Hace casi un año, comentaba en esta misma columna cómo la indefinición de los partidos políticos de “centro” en el Perú favorecía a las posiciones extremistas.
El diagnóstico no estaba errado y, unos meses después, los peruanos acudíamos a las urnas con ganas de ponernos una triple mascarilla, resignados a discernir el mal menor entre Pedro Castillo y Keiko Fujimori.
“Cuando una sociedad pierde su centro, la política deja de existir en ella”, alertaba Felipe Ortiz de Zevallos en una reciente entrevista publicada en este Diario, como quien enciende una llama de encuentro en la que puedan cobijarse las tribus que se aíslan en sus fronteras. Pero reparaba también con acierto el politólogo Omar Awapara que en el Perú “hay un centro ideológico líquido que es difícil de asir”.
Precisamente, ese amorfismo céntrico puede explicar por qué las opciones políticas más moderadas palidecen en popularidad frente a las alternativas más exageradas.
Basta con estudiar las actitudes de las bancadas “bisagras” de nuestro actual Congreso para confirmar que en el medio político hay más dudas que certezas. ¿Alguien sabe, por ejemplo, qué ideas concretas defiende Acción Popular? ¿Cuáles son los “caballos de batalla” de Alianza para el Progreso? Antes que una lampa o una letra ‘A’, el comodín y el camaleón deberían ser los emblemas partidarios de aquellas bancadas que simplemente se amoldan a lo que la conveniencia coyuntural les dicta.
Algo similar ocurre con el partido que pregona representar el “centro republicano”. El recientemente publicado “Manifiesto Morado” es apenas una oda a la generalidad. Más allá de sus buenas intenciones, recitar lugares comunes como “la verdad es tu aliada”, “se defienden las causas justas” y “a la política se aporta con talentos” es una apuesta segura en el tránsito hacia la irrelevancia.
“Primero debemos definir quiénes somos y qué representamos. Luego veremos quiénes están de nuestro lado y quiénes no”, decía Birgitte Nyborg, exlideresa del Partido Moderado, en un capítulo de Borgen, para los fanáticos de las series políticas.

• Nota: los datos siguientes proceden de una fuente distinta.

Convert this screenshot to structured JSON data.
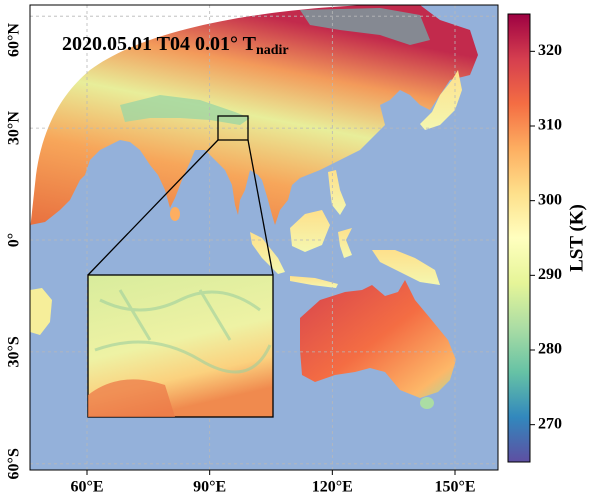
{
  "title": {
    "main": "2020.05.01 T04 0.01° T",
    "subscript": "nadir"
  },
  "map": {
    "lon_ticks": [
      {
        "value": 60,
        "label": "60°E"
      },
      {
        "value": 90,
        "label": "90°E"
      },
      {
        "value": 120,
        "label": "120°E"
      },
      {
        "value": 150,
        "label": "150°E"
      }
    ],
    "lat_ticks": [
      {
        "value": 60,
        "label": "60°N"
      },
      {
        "value": 30,
        "label": "30°N"
      },
      {
        "value": 0,
        "label": "0°"
      },
      {
        "value": -30,
        "label": "30°S"
      },
      {
        "value": -60,
        "label": "60°S"
      }
    ],
    "grid": true
  },
  "colorbar": {
    "label": "LST (K)",
    "lim": [
      265,
      325
    ],
    "ticks": [
      270,
      280,
      290,
      300,
      310,
      320
    ],
    "colors": [
      "#5e4fa2",
      "#3288bd",
      "#66c2a5",
      "#abdda4",
      "#e6f598",
      "#ffffbf",
      "#fee08b",
      "#fdae61",
      "#f46d43",
      "#d53e4f",
      "#9e0142"
    ]
  }
}
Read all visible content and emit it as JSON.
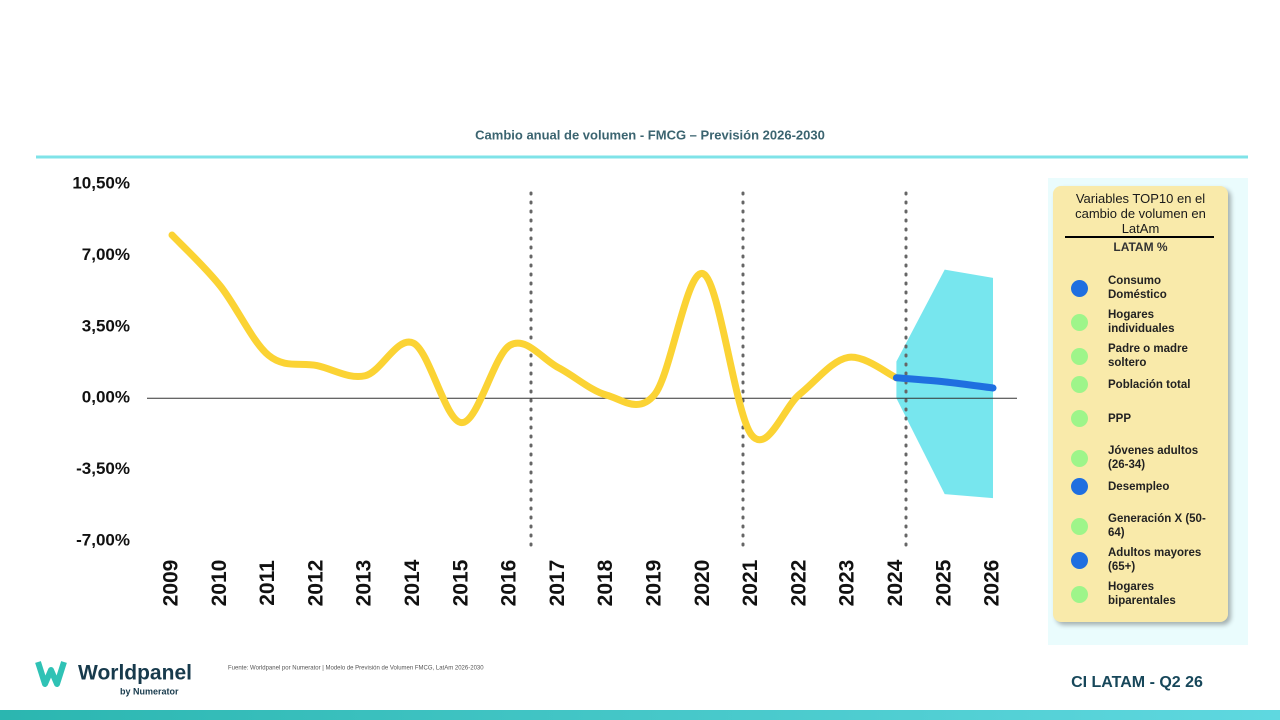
{
  "chart_data": {
    "type": "line",
    "title": "Cambio anual de volumen - FMCG – Previsión 2026-2030",
    "categories": [
      "2009",
      "2010",
      "2011",
      "2012",
      "2013",
      "2014",
      "2015",
      "2016",
      "2017",
      "2018",
      "2019",
      "2020",
      "2021",
      "2022",
      "2023",
      "2024",
      "2025",
      "2026"
    ],
    "series": [
      {
        "color": "#fbd334",
        "values": [
          8.0,
          5.5,
          2.1,
          1.6,
          1.1,
          2.7,
          -1.2,
          2.6,
          1.5,
          0.15,
          0.2,
          6.1,
          -1.8,
          0.2,
          2.0,
          1.0,
          null,
          null
        ]
      },
      {
        "color": "#1f6fe0",
        "values": [
          null,
          null,
          null,
          null,
          null,
          null,
          null,
          null,
          null,
          null,
          null,
          null,
          null,
          null,
          null,
          1.0,
          0.8,
          0.5
        ]
      }
    ],
    "band": {
      "color": "#77e6ee",
      "upper": [
        null,
        null,
        null,
        null,
        null,
        null,
        null,
        null,
        null,
        null,
        null,
        null,
        null,
        null,
        null,
        1.8,
        6.3,
        5.9
      ],
      "lower": [
        null,
        null,
        null,
        null,
        null,
        null,
        null,
        null,
        null,
        null,
        null,
        null,
        null,
        null,
        null,
        0,
        -4.7,
        -4.9
      ]
    },
    "ylim": [
      -7,
      10.5
    ],
    "yticks": [
      {
        "value": -7,
        "label": "-7,00%"
      },
      {
        "value": -3.5,
        "label": "-3,50%"
      },
      {
        "value": 0,
        "label": "0,00%"
      },
      {
        "value": 3.5,
        "label": "3,50%"
      },
      {
        "value": 7,
        "label": "7,00%"
      },
      {
        "value": 10.5,
        "label": "10,50%"
      }
    ]
  },
  "panel": {
    "title": "Variables TOP10 en el cambio de volumen en LatAm",
    "subtitle": "LATAM %",
    "items": [
      {
        "label": "Consumo Doméstico",
        "color": "#1f6fe0"
      },
      {
        "label": "Hogares individuales",
        "color": "#9ef58a"
      },
      {
        "label": "Padre o madre soltero",
        "color": "#9ef58a"
      },
      {
        "label": "Población total",
        "color": "#9ef58a"
      },
      {
        "label": "PPP",
        "color": "#9ef58a"
      },
      {
        "label": "Jóvenes adultos (26-34)",
        "color": "#9ef58a"
      },
      {
        "label": "Desempleo",
        "color": "#1f6fe0"
      },
      {
        "label": "Generación X (50-64)",
        "color": "#9ef58a"
      },
      {
        "label": "Adultos mayores (65+)",
        "color": "#1f6fe0"
      },
      {
        "label": "Hogares biparentales",
        "color": "#9ef58a"
      }
    ]
  },
  "footer": {
    "logo": "Worldpanel",
    "logo_sub": "by Numerator",
    "source": "Fuente: Worldpanel por Numerator | Modelo de Previsión de Volumen FMCG, LatAm 2026-2030",
    "code": "CI LATAM - Q2 26"
  }
}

Con un centro político que no tiene bandera, ni siquiera asta, terminan por triunfar las candidaturas extremistas porque, cuando menos, los electores saben a qué juegan. “Pintan la cancha”, en términos futbolísticos. No es complicado identificar a nuestra izquierda peruana por sus marcadas posturas antiempresa y antiminera, que enfrentan al trabajador y el empleador como si se tratara de un juego de suma cero. Y en la esquina opuesta, hallamos a una derecha más preocupada por denostar a la izquierda que por proponer algo. Y en esa cantaleta, terminan en un conservadurismo antiderechos y un supuesto “anticomunismo” de la boca para afuera porque no aportan ninguna solución promercado.
Más fácil les resulta a la extrema izquierda y a la extrema derecha confundirse en un abrazo que dialogar con los partidos de centro. Tomemos como ejemplo la narrativa antimigratoria: el ‘show’ inhumano del gobierno de Pedro Castillo de expulsar a ciudadanos venezolanos de hace unas semanas vino acompañado por un silencio cómplice de los principales “líderes” de oposición, Keiko Fujimori y Rafael López Aliaga.
Mucho se reclama que las posiciones radicales ganan atención simplemente porque gritan más fuerte. Y algo de razón tienen aquellas quejas y algo de responsabilidad tenemos la sociedad civil y los medios de comunicación al no exigir de la clase política mayor definición en sus posturas y más coherencia en sus votaciones. Pero no es que el centro político peruano haya sido “cancelado” por los fundamentalistas bulliciosos, sino que ha quedado vacío por su propia indefinición.